Kyotoland - Samurai & Geisha - 11x17 Inch Print - $100

Kyoto, Japan. 2001-2003

A "samurai" and "geisha" exchange phone numbers in a coffee shop in the "Movietown" theme park. The first time I saw Kyoto I didn’t realize I’d seen it. Staring out of the hermetically sealed windows of the Nozomi Super Express bullet train, there was no end to the miles of factories and sterile, cookie-cutter housing projects that sprawl from Tokyo to Osaka, via Kyoto. Occasionally I spotted a rice field or the roof tops of small Buddhist and Shinto temples. At nearly 200 mph they could just be glimpsed through the webs of power lines, often squeezed between pre-fabricated homes, golf driving ranges and parking lots. Returning at night, the concrete landscape faded away and was replaced by the lights of the Japanese night: pachinko gambling halls, love motels and massage parlors.

After nearly a hundred runs to Osaka on the train, the ‘Liberty Hotel’, ‘Lucky Pachinko’ and ‘Happy Health Massage’ parlor became my distance markers. I eventually learned to sit on the train with the dazed look of an exhausted Japanese salary man, oblivious to a landscape that did little to interest passersby.

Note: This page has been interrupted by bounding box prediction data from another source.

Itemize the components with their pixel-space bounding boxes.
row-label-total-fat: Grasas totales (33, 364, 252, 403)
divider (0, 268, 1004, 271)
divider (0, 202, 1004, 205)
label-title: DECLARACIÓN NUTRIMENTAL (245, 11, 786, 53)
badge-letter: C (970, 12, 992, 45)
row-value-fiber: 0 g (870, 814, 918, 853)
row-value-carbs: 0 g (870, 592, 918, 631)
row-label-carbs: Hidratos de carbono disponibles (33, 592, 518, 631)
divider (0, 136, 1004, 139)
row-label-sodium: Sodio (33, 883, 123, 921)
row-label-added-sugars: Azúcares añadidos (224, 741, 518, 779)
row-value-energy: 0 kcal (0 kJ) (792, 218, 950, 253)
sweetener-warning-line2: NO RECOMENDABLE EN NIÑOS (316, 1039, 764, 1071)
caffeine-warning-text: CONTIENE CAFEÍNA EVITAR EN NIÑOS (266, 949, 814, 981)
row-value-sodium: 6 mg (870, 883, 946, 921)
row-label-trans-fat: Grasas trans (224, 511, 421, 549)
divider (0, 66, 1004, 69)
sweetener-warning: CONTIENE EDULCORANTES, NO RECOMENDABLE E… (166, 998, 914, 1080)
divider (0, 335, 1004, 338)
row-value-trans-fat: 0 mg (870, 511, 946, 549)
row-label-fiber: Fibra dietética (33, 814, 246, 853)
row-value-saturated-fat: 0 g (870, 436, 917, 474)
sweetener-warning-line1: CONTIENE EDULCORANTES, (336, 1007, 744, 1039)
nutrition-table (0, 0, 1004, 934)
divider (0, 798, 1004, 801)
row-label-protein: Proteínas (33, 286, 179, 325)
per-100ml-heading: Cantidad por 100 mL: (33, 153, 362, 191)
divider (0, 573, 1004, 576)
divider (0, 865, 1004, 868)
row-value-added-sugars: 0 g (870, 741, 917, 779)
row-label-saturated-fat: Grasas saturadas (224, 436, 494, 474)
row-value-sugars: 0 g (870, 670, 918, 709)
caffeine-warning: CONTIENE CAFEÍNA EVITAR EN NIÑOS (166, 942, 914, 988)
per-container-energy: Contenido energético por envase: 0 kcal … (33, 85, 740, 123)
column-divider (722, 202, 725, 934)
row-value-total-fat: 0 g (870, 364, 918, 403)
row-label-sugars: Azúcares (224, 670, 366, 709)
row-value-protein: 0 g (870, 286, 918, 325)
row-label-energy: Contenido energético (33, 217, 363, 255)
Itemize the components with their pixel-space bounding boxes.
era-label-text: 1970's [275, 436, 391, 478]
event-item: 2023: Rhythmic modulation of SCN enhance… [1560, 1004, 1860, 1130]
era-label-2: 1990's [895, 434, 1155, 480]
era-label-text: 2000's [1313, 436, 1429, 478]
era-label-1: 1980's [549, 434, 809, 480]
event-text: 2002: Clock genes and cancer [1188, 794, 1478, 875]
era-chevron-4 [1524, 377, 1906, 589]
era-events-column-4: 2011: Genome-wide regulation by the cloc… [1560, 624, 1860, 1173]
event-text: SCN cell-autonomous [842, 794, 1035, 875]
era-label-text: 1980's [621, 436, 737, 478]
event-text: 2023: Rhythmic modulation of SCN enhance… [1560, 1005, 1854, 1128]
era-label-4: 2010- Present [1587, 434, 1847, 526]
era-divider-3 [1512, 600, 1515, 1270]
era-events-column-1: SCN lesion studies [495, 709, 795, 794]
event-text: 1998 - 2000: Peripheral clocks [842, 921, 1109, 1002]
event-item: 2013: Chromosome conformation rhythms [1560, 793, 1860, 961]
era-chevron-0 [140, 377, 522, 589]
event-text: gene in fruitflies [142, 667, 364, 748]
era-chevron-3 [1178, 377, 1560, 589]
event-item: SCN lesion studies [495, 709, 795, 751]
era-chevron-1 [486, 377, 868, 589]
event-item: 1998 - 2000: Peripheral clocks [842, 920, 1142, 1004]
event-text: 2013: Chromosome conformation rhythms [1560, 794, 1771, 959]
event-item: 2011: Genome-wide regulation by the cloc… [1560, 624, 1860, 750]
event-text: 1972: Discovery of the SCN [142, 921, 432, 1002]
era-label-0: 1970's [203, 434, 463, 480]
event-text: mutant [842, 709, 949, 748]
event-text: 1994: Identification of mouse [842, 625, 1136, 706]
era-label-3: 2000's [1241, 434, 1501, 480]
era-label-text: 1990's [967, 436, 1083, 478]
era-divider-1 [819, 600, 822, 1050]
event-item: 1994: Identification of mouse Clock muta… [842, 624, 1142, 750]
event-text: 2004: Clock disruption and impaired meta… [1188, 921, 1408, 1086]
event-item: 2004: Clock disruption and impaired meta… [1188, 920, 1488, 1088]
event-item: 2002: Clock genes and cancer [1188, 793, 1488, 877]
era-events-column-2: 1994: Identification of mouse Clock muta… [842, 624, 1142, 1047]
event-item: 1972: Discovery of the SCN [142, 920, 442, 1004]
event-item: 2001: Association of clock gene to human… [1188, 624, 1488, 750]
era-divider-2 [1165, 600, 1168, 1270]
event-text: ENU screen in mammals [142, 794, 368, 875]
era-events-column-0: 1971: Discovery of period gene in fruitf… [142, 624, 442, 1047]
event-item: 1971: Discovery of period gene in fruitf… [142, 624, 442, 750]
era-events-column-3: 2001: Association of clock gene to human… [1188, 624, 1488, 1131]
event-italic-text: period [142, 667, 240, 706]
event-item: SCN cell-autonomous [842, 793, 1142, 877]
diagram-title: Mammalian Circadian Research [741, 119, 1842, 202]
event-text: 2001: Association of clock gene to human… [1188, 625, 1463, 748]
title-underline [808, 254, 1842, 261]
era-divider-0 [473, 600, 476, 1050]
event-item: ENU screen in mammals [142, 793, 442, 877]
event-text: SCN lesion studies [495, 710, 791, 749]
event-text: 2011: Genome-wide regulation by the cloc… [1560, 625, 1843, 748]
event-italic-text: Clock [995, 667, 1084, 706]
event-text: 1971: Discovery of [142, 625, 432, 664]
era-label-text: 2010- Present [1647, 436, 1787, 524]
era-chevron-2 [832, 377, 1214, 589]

These images were taken from 2000 until 2003 while I was living and working in Japan. After a few trips to Osaka on assignment I started to hop off the train in Kyoto to spend 1 or 2 days walking the city, photographing what I saw, trying to get beyond the view from the bullet train. It turned out my first glimpses of the city were pretty inaccurate, because even behind the widespread destruction of the heart of Kyoto, the city still thrived and fascinated me. This was a 'personal' project in the truest sense; I never had a commission to photograph any of the work and I only had vague plans to try and publish a book later. It turned out trying to publish a photo book about Kyoto with only two images of real geisha and maiko was hard! The work was exhibited in the USA and Korea and who knows, someday it may make a nice historical view of the city as it continues to change.

The title for the project came from the late Donald Richie, a renowned Japanese film and arts critic I met when he was living in Tokyo, who referred to the city as "Tokyoland". He wrote a brief intro for my unpublished book before he died.